Die Tankstelle in Idar-Oberstein kurz nach der Tat, am 21.09.2021 (Foto: picture alliance/dpa | Thomas Frey)

Revision im Prozess um Tankstellenmord in Idar-Oberstein

  15.09.2022 | 18:41 Uhr

Der Mord an einem Tankstellenkassierer in Idar-Oberstein wird die Justiz weiter beschäftigen. Der Täter war zu lebenslanger Haft verurteilt worden, allerdings ohne die besondere Schwere der Schuld festzustellen. Wohl aus diesem Grund hat die Staatsanwaltschaft jetzt Revision eingelegt.

Zwei Tage nach der Verurteilung eines rechtsradikalen Maskenverweigerers zu einer lebenslangen Freiheitsstrafe wegen der Ermordung eines Tankstellenmitarbeiters in Idar Oberstein hat die Staatsanwaltschaft am Donnerstag Revision eingelegt. Eine Begründung für diesen Schritt liege noch nicht vor, teilte das Landgericht Bad Kreuznach mit.
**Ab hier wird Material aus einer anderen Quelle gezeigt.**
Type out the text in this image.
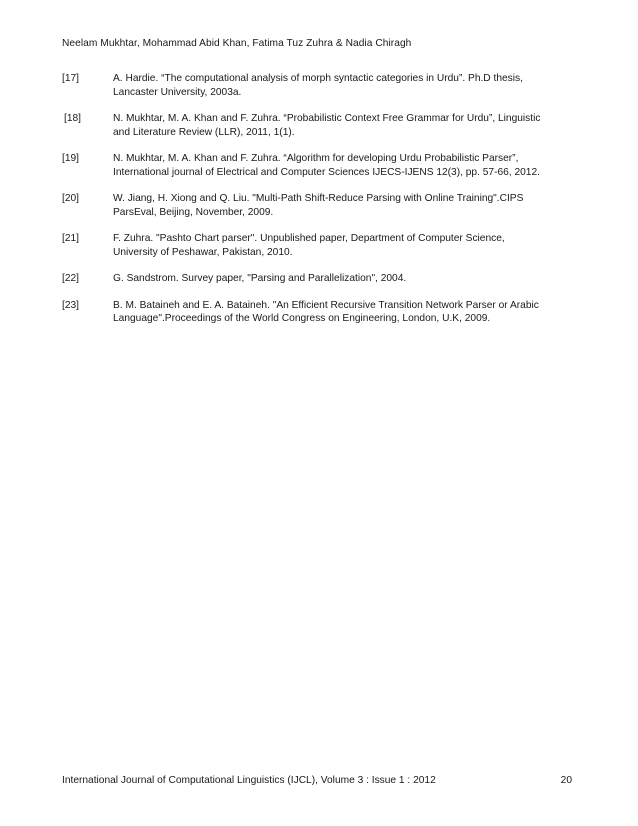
Neelam Mukhtar, Mohammad Abid Khan, Fatima Tuz Zuhra & Nadia Chiragh
[17]	A. Hardie. “The computational analysis of morph syntactic categories in Urdu”. Ph.D thesis,
Lancaster University, 2003a.
[18]	N. Mukhtar, M. A. Khan and F. Zuhra. “Probabilistic Context Free Grammar for Urdu”, Linguistic
and Literature Review (LLR), 2011, 1(1).
[19]	N. Mukhtar, M. A. Khan and F. Zuhra. “Algorithm for developing Urdu Probabilistic Parser”,
International journal of Electrical and Computer Sciences IJECS-IJENS 12(3), pp. 57-66, 2012.
[20]	W. Jiang, H. Xiong and Q. Liu. "Multi-Path Shift-Reduce Parsing with Online Training".CIPS
ParsEval, Beijing, November, 2009.
[21]	F. Zuhra. "Pashto Chart parser". Unpublished paper, Department of Computer Science,
University of Peshawar, Pakistan, 2010.
[22]	G. Sandstrom. Survey paper, "Parsing and Parallelization", 2004.
[23]	B. M. Bataineh and E. A. Bataineh. "An Efficient Recursive Transition Network Parser or Arabic
Language".Proceedings of the World Congress on Engineering, London, U.K, 2009.
International Journal of Computational Linguistics (IJCL), Volume 3 : Issue 1 : 2012	20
Knackpunkt: besondere Schwere der Schuld

Prozessbeobachter vermuten als Grund allerdings die Entscheidung des Landgerichts, in seinem Urteil keine besondere Schwere der Schuld festgestellt zu haben – anders als von Staatsanwaltschaft und Nebenklage gefordert. Dabei geht es um die Frage, ob der Verurteilte nach 15 Jahren Haft bei guter Führung auf Bewährung aus dem Gefängnis entlassen werden kann.
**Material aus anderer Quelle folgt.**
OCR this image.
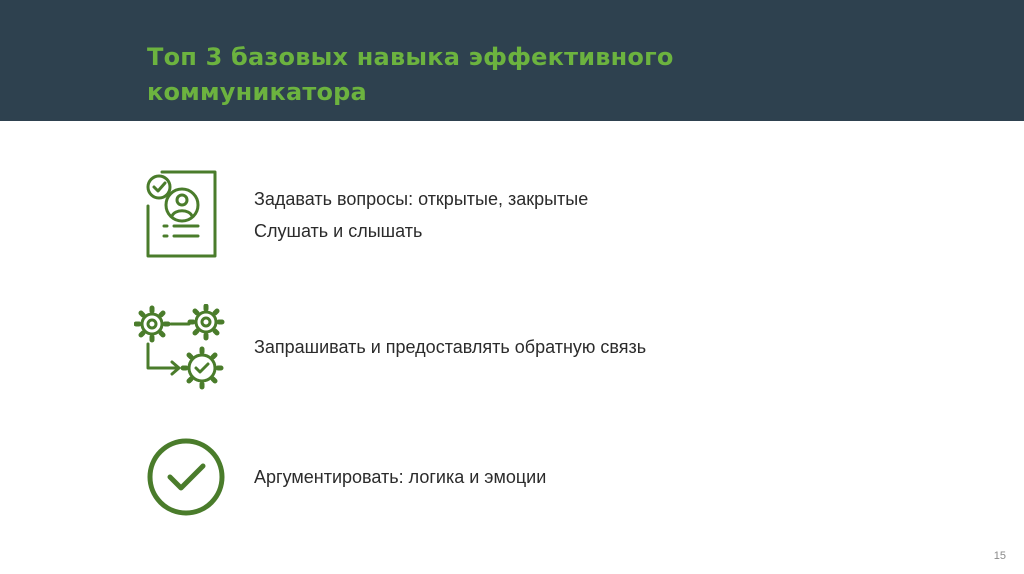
Топ 3 базовых навыка эффективного
коммуникатора
Задавать вопросы: открытые, закрытые
Слушать и слышать
Запрашивать и предоставлять обратную связь
Аргументировать: логика и эмоции
15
Richterin Claudia Büch-Schmitz hatte in ihrer Urteilsbegründung darauf hingewiesen, dass es für die Feststellung im Strafrecht keinen Automatismus gebe. Zwar sprächen die beiden Mordmerkmale Heimtücke und niedrige Beweggründe dafür, ebenso wie das Leid, das der Mord der Familie des Opfers und traumatisierten Zeugen zugefügt habe. Auf der anderen Seite sei der Täter nicht vorbestraft, habe sich freiwillig gestellt und bei der Polizei ein umfassendes Geständnis abgelegt.
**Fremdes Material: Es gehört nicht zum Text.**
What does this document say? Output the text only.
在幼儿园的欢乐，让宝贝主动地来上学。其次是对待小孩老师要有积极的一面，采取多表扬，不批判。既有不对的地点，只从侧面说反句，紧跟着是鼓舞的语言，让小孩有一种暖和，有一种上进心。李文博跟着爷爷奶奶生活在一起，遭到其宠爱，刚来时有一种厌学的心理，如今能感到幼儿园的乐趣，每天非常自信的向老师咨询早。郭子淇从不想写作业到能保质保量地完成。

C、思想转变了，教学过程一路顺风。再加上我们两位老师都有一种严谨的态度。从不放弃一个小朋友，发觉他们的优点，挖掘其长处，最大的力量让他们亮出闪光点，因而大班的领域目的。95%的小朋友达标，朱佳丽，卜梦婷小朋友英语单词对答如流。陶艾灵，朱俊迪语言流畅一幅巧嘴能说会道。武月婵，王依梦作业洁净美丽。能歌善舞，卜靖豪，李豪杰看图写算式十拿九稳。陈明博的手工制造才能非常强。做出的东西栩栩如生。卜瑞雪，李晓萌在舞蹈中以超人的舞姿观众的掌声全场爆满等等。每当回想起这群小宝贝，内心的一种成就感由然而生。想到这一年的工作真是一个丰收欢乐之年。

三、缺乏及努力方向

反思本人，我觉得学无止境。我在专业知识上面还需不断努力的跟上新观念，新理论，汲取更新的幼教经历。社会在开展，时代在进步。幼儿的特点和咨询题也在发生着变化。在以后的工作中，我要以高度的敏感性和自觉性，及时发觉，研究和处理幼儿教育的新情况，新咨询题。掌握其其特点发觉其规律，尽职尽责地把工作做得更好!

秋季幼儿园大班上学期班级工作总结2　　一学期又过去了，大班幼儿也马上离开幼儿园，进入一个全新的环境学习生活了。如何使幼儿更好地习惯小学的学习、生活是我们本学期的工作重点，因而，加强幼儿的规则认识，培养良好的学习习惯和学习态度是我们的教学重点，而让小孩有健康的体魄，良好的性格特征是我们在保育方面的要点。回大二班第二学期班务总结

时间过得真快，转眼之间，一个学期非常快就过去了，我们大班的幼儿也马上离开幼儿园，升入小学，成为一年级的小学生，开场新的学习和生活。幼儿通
Mord nach Streit um Maskenpflicht

Der Täter, ein heute 50 Jahre alter Deutscher, war am Dienstag wegen Mordes von der Schwurgerichtskammer zu einer lebenslangen Freiheitsstrafe verurteilt worden. Er hatte am 18. September 2021 in Idar-Oberstein einen 20 Jahre alten Tankstellenkassierer erschossen.

Vorausgegangen war ein Streit um die Corona-Maskenpflicht. Nach Ansicht des Gerichts waren die rechtsradikale Einstellung des Verurteilten und seine Feindschaft gegen den Staat die Hauptmotive für die Tat. Den Kassierer habe er als Repräsentanten des Staates und für die aus seiner Sicht verfehlte Corona-Politik gesehen.

BGH in Karlsruhe zuständig

Die Verteidigung hatte nach dem Urteil ebenfalls angekündigt, eine Revision zu prüfen. Sie hatte den Tatvorwurf des Mordes zurückgewiesen und stattdessen auf Totschlag mit erheblich eingeschränkter Schuldfähigkeit plädiert.

Mit der Revision der Staatsanwaltschaft muss sich nun der Bundesgerichtshof in Karlsruhe befassen.

Über dieses Thema haben auch die SR-Hörfunknachrichten vom 15.09.2022 berichtet.